Two years ago, when defining the test architecture for a new project, I evaluated the available API testing tools. Postman was the immediate industry default, and I possessed theoretical experience with it from postgraduate studies and manual request verification in previous roles. However, the new project required a robust automation strategy rather than just manual checks.

I rejected Postman primarily due to its architectural shift toward mandatory cloud synchronization and user authentication. While the company could have covered the costs of Enterprise licenses, the workflow constraints imposed by cloud-synced collections were suboptimal for our collaborative needs. I briefly considered Insomnia, but at that time, it was also enforcing a similar login-walled cloud model.

My research led to Bruno. Although it was in a beta state at the time, it offered the core functionality we needed, demonstrated stability, and was supported by an active GitHub community. This promise of an offline-first approach convinced me to implement it.

What is Bruno

Bruno is an open-source API client available for macOS, Windows, and Linux. It supports both REST and GraphQL architectures. The application operates on an “offline-first” principle.

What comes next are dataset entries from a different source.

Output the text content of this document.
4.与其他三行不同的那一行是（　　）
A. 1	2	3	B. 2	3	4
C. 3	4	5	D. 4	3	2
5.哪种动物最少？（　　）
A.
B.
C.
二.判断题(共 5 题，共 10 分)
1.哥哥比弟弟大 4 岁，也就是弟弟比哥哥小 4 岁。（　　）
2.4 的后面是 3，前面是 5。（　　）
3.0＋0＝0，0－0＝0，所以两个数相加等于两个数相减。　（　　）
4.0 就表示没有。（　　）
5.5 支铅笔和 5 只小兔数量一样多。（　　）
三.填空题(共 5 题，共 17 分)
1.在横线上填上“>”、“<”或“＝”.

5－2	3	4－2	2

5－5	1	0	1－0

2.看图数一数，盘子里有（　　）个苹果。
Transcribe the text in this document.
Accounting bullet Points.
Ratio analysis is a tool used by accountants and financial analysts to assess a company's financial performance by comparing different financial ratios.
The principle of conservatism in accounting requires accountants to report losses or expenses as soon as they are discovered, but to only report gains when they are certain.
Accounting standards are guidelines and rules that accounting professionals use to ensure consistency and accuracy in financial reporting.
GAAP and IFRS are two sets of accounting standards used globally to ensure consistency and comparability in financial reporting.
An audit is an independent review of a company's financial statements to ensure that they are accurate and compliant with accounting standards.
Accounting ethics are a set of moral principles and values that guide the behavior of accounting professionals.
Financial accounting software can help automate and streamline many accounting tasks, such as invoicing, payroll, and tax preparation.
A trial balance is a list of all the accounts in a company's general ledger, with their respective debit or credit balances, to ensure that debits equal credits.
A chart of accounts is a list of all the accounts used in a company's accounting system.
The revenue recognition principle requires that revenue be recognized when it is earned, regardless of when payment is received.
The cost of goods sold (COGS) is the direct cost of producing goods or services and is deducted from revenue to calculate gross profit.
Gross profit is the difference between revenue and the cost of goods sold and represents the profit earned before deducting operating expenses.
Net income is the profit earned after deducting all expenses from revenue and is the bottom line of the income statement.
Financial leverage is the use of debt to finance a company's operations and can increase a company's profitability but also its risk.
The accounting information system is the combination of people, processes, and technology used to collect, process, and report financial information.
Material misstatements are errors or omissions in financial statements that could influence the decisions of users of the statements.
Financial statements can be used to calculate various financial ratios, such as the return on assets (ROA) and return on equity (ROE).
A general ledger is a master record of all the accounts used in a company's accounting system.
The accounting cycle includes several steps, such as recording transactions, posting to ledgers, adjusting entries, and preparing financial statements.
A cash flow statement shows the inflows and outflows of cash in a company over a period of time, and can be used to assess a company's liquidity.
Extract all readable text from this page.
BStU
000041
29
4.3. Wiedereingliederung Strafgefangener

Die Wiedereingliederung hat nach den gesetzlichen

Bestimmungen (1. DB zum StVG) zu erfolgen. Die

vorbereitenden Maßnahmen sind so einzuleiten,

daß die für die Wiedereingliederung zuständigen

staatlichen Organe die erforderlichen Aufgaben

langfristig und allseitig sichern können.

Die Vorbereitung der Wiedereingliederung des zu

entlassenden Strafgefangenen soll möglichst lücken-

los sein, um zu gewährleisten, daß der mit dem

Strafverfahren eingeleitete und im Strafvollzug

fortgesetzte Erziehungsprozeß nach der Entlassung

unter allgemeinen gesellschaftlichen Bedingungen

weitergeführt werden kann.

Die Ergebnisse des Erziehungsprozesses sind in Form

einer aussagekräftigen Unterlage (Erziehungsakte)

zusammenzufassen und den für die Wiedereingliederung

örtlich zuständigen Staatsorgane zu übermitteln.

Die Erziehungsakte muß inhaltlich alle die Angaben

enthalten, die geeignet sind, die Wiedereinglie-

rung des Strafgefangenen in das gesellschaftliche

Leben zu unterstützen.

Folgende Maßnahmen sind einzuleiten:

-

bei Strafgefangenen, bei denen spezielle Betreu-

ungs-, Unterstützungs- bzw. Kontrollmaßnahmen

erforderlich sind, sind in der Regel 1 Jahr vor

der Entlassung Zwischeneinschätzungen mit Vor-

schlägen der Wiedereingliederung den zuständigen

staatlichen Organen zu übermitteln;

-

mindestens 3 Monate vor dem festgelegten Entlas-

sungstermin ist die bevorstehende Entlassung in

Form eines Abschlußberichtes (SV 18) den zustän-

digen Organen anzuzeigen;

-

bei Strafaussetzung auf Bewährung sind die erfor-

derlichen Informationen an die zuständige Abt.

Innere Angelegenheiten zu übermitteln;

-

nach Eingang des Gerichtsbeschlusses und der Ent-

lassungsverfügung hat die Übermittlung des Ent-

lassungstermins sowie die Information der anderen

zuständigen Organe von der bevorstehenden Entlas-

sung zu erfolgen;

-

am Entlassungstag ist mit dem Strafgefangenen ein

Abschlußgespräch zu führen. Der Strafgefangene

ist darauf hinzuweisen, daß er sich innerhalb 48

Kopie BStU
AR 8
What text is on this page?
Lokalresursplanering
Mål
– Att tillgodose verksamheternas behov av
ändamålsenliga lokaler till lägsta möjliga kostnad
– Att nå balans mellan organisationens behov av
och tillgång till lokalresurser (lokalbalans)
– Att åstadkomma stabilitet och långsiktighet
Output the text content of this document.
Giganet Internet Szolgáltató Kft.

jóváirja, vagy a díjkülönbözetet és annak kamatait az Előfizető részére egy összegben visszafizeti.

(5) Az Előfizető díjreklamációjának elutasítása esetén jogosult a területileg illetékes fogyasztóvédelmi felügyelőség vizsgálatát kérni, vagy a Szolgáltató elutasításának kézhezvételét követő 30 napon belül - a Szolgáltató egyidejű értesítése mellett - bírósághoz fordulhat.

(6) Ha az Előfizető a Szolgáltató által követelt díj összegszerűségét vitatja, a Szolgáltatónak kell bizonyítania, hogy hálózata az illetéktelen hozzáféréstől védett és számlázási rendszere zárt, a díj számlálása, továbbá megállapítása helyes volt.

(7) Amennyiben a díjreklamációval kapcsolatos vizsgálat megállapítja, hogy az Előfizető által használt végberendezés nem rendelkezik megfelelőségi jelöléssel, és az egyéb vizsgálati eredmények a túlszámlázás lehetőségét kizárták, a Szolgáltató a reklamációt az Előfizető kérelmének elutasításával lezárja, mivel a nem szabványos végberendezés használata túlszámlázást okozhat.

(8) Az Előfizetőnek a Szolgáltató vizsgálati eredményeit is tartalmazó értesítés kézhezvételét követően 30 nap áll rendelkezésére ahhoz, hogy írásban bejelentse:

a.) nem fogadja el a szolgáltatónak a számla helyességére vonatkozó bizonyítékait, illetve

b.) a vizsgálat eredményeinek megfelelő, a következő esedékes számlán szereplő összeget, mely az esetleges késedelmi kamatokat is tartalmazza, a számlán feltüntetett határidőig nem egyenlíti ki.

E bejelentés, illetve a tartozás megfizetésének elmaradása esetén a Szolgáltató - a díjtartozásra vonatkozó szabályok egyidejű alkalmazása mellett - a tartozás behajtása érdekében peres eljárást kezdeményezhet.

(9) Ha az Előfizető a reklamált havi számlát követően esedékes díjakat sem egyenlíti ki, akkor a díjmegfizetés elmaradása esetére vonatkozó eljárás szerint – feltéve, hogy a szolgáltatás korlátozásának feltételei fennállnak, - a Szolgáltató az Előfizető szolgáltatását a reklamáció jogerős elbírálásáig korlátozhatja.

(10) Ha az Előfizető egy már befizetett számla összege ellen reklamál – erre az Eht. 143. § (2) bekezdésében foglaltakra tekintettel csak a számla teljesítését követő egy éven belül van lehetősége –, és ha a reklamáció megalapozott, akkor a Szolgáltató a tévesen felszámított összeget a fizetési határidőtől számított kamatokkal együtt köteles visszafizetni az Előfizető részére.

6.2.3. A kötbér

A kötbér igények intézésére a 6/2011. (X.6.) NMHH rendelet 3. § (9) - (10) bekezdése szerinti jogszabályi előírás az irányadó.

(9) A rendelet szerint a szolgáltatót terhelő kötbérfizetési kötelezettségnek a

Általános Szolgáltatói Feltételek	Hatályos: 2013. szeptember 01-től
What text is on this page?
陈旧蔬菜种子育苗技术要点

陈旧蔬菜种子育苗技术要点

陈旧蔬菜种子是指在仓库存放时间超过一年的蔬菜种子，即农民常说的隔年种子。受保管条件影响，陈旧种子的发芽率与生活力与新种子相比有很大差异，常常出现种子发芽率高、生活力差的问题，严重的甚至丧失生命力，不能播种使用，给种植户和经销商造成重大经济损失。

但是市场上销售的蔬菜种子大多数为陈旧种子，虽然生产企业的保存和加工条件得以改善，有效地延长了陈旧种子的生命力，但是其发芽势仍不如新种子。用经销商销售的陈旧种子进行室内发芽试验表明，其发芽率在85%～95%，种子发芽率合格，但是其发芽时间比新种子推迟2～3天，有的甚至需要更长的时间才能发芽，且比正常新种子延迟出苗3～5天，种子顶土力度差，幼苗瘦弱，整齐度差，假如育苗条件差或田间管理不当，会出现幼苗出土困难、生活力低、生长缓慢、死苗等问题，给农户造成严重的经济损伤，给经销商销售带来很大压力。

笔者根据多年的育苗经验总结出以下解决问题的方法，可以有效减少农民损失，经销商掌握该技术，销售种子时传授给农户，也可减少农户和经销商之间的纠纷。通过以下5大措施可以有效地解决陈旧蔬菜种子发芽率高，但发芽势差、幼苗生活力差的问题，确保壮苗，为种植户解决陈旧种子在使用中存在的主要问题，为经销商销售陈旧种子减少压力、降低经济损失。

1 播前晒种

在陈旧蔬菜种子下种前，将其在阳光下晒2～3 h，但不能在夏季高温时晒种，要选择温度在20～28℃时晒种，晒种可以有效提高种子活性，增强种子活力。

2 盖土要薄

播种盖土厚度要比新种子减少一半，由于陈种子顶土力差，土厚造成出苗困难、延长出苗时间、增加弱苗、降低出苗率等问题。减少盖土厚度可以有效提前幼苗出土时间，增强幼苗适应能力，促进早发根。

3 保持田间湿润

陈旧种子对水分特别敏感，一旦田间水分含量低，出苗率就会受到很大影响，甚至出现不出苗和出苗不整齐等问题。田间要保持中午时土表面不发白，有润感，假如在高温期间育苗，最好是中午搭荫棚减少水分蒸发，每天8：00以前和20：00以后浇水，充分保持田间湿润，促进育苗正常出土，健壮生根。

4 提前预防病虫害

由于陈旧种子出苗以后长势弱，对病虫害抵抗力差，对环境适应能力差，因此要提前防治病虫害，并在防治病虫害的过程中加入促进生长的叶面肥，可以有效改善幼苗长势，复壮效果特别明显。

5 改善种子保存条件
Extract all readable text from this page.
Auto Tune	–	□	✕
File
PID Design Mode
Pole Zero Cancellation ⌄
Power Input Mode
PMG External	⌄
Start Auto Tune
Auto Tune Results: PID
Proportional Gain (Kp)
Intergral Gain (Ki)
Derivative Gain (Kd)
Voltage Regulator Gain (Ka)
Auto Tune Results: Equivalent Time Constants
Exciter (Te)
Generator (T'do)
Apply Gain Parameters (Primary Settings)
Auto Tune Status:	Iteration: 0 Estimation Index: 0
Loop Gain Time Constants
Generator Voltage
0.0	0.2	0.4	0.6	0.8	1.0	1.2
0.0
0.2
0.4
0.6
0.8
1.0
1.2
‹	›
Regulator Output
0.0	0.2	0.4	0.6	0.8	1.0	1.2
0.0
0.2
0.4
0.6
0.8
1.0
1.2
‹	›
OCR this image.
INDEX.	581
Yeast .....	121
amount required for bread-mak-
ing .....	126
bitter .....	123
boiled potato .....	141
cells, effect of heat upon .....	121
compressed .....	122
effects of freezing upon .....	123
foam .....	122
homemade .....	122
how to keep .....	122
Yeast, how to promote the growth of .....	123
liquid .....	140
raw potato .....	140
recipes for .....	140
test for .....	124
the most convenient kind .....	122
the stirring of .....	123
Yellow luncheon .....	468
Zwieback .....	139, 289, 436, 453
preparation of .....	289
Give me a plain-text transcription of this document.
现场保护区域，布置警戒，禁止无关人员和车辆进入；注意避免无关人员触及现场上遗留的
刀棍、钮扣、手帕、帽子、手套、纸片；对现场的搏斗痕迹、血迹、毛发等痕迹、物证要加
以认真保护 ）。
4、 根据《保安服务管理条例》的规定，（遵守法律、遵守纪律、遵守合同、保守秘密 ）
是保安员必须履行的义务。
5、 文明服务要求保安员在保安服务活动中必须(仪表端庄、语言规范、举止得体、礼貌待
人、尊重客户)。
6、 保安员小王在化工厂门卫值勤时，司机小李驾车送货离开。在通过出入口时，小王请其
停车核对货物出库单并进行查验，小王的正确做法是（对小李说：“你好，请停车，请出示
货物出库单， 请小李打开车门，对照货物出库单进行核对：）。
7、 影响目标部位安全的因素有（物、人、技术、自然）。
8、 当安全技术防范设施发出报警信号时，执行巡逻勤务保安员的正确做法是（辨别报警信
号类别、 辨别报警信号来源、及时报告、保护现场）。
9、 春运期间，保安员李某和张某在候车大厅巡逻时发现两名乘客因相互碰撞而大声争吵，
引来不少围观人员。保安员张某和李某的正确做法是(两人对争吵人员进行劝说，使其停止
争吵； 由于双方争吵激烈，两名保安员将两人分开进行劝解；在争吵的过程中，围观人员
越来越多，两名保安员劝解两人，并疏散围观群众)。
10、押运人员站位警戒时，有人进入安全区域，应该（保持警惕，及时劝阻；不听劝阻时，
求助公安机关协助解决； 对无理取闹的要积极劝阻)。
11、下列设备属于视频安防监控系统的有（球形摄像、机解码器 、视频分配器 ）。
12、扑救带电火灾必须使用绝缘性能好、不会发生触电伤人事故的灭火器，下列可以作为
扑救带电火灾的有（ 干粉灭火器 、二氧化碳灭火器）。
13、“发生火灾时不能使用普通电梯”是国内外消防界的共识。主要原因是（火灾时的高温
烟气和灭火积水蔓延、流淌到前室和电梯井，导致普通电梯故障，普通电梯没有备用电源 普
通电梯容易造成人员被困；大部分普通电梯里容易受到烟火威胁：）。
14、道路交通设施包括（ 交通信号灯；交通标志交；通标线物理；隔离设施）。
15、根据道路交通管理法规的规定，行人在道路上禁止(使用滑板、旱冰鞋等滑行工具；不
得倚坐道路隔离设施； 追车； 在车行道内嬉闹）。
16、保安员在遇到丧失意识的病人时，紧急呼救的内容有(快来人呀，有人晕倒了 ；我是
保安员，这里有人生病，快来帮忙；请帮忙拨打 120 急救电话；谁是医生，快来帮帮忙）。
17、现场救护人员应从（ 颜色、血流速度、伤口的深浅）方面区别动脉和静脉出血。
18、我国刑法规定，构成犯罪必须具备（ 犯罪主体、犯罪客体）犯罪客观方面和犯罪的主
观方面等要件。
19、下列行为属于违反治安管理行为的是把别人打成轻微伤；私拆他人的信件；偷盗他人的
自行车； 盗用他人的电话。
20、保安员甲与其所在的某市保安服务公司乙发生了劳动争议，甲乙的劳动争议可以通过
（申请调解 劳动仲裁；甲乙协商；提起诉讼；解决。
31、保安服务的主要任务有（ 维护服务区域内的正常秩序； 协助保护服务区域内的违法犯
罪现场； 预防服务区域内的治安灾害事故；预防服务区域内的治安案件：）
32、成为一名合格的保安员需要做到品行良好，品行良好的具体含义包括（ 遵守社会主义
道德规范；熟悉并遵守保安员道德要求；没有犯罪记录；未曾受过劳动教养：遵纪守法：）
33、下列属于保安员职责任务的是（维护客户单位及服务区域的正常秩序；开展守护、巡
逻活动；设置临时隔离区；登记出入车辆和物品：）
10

Unlike platform-based solutions that default to storing collections in a proprietary cloud or require account creation, Bruno writes collections directly to the local folder structure. This design choice aligns the testing workflow with standard software development practices.

Git-Native Collaboration

The fundamental difference between Bruno and tools like Postman lies in version control management. Traditional clients often export collections as monolithic JSON files, which leads to merge conflicts when multiple engineers modify the same collection.

Bruno utilizes a custom DSL (Domain Specific Language) to save each request as an individual text file with a .bru extension. Starting with version 3.0.0, the tool also supports the OpenCollection YAML format (an open specification created by Bruno for defining executable API collections), which offers even more readability. However, my project currently retains the .bru format, pending the release of an automated migration tool for existing collections.

The .bru File Structure

A standard request file contains metadata, the request definition, pre-request, post-response, assertions, and tests in a readable format:

meta {
  name: Create Product
  type: http
  seq: 1
}

post {
  url: [https://fakestoreapi.com/products](https://fakestoreapi.com/products)
  body: json
  auth: none
}

body:json {
  {
      "title": "test help",
      "price": 13.5,
      "description": "lorem ipsum se",
      "image": "[https://i.pravatar.cc](https://i.pravatar.cc)",
      "category": "electronic"
  }
}

script:post-response {
  const response = res.getBody();
  
  bru.setGlobalEnvVar("productId", response.id);
  bru.setEnvVar("price", response.price);
}

tests {
  const response = res.getBody();
  
  test("should create a new product", function () {
    expect(res.getStatus()).to.equal(201);
  });
  
  test("should return product data", function () {
    expect(response.title).to.equal("test help");
    expect(response.description).to.equal("lorem ipsum se");
    expect(response.price).to.equal(13.5);
    expect(response.image).to.equal("[https://i.pravatar.cc](https://i.pravatar.cc)");
    expect(response.category).to.equal("electronic");
  });
}

This structure enables:

  • Granular diffs: Code reviews show specific changes to parameters or logic.
  • Readability: Files are much easier to read than exported Postman JSON collections.
  • Conflict resolution: Standard Git tools handle merge conflicts at the file level.
  • Version Control Integration: Tests reside in any Git-based repository (GitHub, GitLab, Bitbucket), enabling seamless execution within automation pipelines.

CLI and Automation Capabilities

The bru-cli interface enables test execution within any CI/CD pipeline, offering arguments for selecting target environments (e.g., Staging, Production) and defining specific collections or folders to execute.

For reporting, the CLI supports exporting results in JSON, HTML, and JUnit XML formats. The JUnit output adheres to standard schemas, making it compatible with visualization platforms such as Allure. This allows for the generation of comprehensive test reports and historical trend analysis without additional parsers.

The following example demonstrates running a collection and generating a JUnit report:

bru run ./tests/payments-collection --env Production --reporter-junit results.xml

Test autmation with JavaScript and npm packages

Bruno supports scripting with JavaScript and npm packages, enabling complex test setups involving data generation or multi-step verification flows. As demonstrated in the example above, the assertion layer relies on the Chai library, aligning with industry standards. This extensive compatibility with the JavaScript ecosystem significantly facilitates the automation of test scenarios.

Conclusion

After two years of production use, the tool has fully met our key requirements. The most critical aspect—streamlining the review of tests and requests during the Merge Request process—has proven invaluable as our project approaches 200 MRs. The clear text-based diffs, combined with reliable execution in CI/CD pipelines and the ease of maintaining test logic, confirm that Bruno is a robust automation tool.

I plan to share more practical tips and patterns for testing with Bruno in future posts. It provides exactly what was missing in the market: a transparent, Git-native alternative to Postman that respects the developer’s need for local file management.